While it ranks below feeling connected to family and friends, having your finances in order through good money management ranks right up there with excellent health as an accomplishment that makes for a higher quality of life well into your Golden Years. Unlike excellent health, however, with its uncontrollable genetic component, good money management is, for the most part, available to everyone.
Whether you’re a natural whiz at managing the ins and outs of your money, or you’ve worked for years to make it look natural, here are five tips that will guide you to improve your money management skills.
5 Ways to Improve Your Money Management
1. Set Specific Goals
Setting goals is something all good money managers do, but how specific do you get? If your goals are as broad as, “Manage money better,” how will you know — until you experience the unexpected effects of managing money poorly — whether or not you’re succeeding? You have to get specific. It isn’t enough to set a goal of saving more money; declare how much you’re going to save each month and then set about doing it.
Likewise, it isn’t enough to say you’re going to pay down debt. Set a specific goal of reducing your debt by a certain percentage by the end of the year, and then, craft a plan that will help you follow through. Only by getting as specific as you can about every financial goal you have will you be able to take the steps necessary to reach them.
2. Always Track All Your Spending
The rise of the debit card has allowed for far too much wiggle room in many people’s spending — even the spending of self-professed excellent money managers.
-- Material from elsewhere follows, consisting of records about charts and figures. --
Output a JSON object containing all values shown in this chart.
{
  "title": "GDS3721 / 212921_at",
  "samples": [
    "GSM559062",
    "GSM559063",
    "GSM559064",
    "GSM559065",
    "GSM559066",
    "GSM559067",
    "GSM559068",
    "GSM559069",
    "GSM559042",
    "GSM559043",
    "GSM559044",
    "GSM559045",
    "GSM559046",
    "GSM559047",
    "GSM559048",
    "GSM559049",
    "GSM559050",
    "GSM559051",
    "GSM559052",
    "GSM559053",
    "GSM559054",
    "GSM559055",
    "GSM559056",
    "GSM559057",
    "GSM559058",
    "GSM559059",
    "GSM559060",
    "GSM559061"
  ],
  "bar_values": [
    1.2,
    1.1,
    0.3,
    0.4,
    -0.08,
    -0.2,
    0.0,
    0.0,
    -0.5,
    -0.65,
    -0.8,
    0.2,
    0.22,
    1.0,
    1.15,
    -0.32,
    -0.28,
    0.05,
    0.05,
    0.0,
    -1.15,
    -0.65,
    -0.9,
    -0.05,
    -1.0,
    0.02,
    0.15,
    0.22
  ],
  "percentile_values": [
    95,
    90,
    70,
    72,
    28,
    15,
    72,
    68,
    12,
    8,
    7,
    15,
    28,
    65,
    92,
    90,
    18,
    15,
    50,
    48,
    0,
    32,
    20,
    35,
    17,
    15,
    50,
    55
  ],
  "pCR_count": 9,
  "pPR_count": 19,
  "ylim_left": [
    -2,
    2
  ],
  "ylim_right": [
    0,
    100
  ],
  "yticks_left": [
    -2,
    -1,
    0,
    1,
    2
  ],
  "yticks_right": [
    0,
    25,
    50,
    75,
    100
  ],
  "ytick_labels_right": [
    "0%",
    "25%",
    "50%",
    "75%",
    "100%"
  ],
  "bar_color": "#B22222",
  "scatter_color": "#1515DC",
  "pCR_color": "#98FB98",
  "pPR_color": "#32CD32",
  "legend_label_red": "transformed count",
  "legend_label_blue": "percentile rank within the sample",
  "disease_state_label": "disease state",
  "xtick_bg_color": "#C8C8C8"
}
Whether it’s a $2 coffee or a $.50 newspaper, tracking all your spending all the time is the only way to truly know where your money is going.
Not only does keeping track keep you attentive and aware of the places in which you may need to tighten your belt, but it will also keep you safe against unauthorized charges or a rare mistake committed by your bank. Don’t trust the system, and don’t trust your memory. Write it down as you spend it, and you’ll always know exactly why you did — or didn’t — meet your financial goals.
3. Save and Invest
Many good money managers are good at saving money, but if you aren’t yet investing, your money isn’t working as hard for you as it could be. Investing can seem tricky. Especially if you didn’t grow up in an investment-savvy family or major in finance or banking in college, figuring out how to invest might seem daunting. If that’s the case, seek out help.